Advertisement

Field Hockey's Season Ends in NCAA Quarterfinal Loss at Princeton

23 and Me
Sophomore Tessel Huibregtsen knocks the ball past a Columbia defender
On Sunday afternoon, the curtain fell on a record-setting season by No. 6 Harvard field hockey as the Crimson came up short, 1-2, against No. 3 Princeton in Harvard’s first-ever NCAA quarterfinal match.

In addition to earning its first-ever NCAA playoff win — a commanding 6-1 defeat of No. 9 Penn State (12-6, 6-2 Big 10) — Harvard (17-2, 7-0 Ivy) posted several other program records this season: most wins (17), longest win streak (14), highest national ranking (6), and most hat tricks (4).

“It was a really great season to be a part of,” co-captain forward Kathleen Young said. “What I was really proud about is how we were able to elevate our game with every competition, and we really rose up to challenges, whether it was BC, or Princeton the first time around. Even our loss to Maryland was really stepping out of our comfort zone as a team and kind of establishing ourselves as a winning program.”

Harvard’s seniors, who played their final game in a collegiate uniform on Sunday in Princeton, N.J., set a record of their own, notching 51 wins across their four years with Harvard, the most by any group in program history.

“I couldn’t be prouder of the seniors,” coach Tjerk van Herwaarden said. “They took a chance on Harvard field hockey. Five or six years ago [when the seniors committed], we were number 50 or number 60 in the nation, and the leaders established this program to what it is right now.”

Advertisement

The Crimson and Tigers’ goal-scoring abilities emerged as forces to be reckoned with over the course of the season, with 3.7 and 3.3 goals per game, respectively. However, in this matchup between two teams defined by offensive production, the season came down to defense.

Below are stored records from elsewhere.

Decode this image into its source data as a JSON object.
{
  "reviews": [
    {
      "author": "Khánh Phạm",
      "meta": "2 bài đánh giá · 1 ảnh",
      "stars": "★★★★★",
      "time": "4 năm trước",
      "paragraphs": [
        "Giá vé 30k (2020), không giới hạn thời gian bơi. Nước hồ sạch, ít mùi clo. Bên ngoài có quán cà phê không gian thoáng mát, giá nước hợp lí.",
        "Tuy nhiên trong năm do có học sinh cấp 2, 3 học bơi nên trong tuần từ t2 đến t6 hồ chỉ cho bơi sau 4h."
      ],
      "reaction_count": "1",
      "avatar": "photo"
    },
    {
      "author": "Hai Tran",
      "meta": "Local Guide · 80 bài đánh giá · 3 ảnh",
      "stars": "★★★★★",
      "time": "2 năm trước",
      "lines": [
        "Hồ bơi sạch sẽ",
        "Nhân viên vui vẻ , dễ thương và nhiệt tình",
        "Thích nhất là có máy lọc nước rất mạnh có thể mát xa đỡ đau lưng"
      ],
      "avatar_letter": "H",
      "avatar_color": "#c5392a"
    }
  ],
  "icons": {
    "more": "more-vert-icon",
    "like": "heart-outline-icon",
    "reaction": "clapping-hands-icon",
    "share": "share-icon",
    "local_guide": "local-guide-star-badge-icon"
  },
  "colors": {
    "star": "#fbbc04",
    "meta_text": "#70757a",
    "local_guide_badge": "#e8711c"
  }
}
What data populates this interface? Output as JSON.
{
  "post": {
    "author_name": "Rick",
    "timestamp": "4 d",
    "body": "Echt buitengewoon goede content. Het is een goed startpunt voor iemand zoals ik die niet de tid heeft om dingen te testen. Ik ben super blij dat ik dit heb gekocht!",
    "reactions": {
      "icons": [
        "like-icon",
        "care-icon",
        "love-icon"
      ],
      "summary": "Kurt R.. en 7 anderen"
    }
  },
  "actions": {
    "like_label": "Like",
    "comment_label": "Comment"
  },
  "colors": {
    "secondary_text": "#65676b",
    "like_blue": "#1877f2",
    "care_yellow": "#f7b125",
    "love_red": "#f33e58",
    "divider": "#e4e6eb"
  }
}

A save by senior back Olivia Allin, the second of her career and the first save of the game by either side, shut down a chance from Princeton (15-4, 6-1) in the sixth minute and set the defensive tone for the half.

Both back lines were impenetrable for the first 35. The Tigers held Harvard to two shots and the Crimson returned the favor, allowing only five shots by Princeton. The half ended, scoreless, with no clear leader.

“I think all the seniors were thinking, as we stepped out onto the field for that last half, that it could and ended up being our last chance to play for Harvard field hockey,” Young said. “Even if we were going to lose that game, we were going to be proud of how we played, and proud of how we represented Harvard in our last time putting on the school uniform.”

A green card against the Tigers four minutes into the second half offered the Crimson an opportunity to build momentum. Carefully calculated passing outside the arc gave the Harvard time to set up. By the time sophomore midfielder Tessel Huibregtsen found junior forward and Ivy League scoring leader Maddie Earle in the box, everything was positioned perfectly.

Princeton’s green card expired, and Earle chipped a short pass to Young, who stretched and dove. The ball, tapped by Young’s stick, skimmed by junior goalie Grace Baylis and into the back of the net in the 42nd minute.

Unyielding defense from both sides marked the next stretch, with the Crimson managing one shot and the hosts two in the next 17 minutes. Then, a penalty was called on Harvard.

“I think we prepared well, and we were ready for [Princeton],” van Herwaarden said. “We got an unlucky momentum shift when they got [the penalty] stroke.”

Princeton gave the shot to sophomore midfielder Julianna Tornetta, who entered the game with a perfect four-for-four penalty stroke conversion this season. Despite freshman goalie Ellie Shahbo’s number one in the nation save percentage, Tornetta managed to sneak the ball past to tie the game.

Harvard shut down two penalty corners, but the third proved to be the charm for Princeton. Six minutes after her game-tying goal, Tornetta struck again. A behind the back slice to junior back Maddie Backsai, a long drive skirting by Shahbo, and Harvard’s fate was sealed. Neither side managed to get a shot off in the remaining five minutes before time expired.

“We all feel really fortunate to be part of the team this season,” said co-captain Kathleen Young. “When we all committed to this program [five or six years ago], we were ranked 50s, 60s…. To be here for that meteoric rise has been really special.”

With this season in the books, and with strong talent across the freshman, sophomore, and junior classes returning for 2019, the Crimson’s field hockey’s journey is far from over. Earle led the Ivy League in goals scored, with junior midfielder Bente van Vlijmen second, while Shahbo led the nation in goals against average and save percentage.

“Although right now it’s painful, it hurts the way it ended, the future looks bright, and the season has told us that,” van Herwaarden said.

First, though, van Herwaarden plans to appreciate all they achieved in a truly historic season.

“I think it’s first time to celebrate what we were able to accomplish, and look at those things before we move on to what’s next,” he said.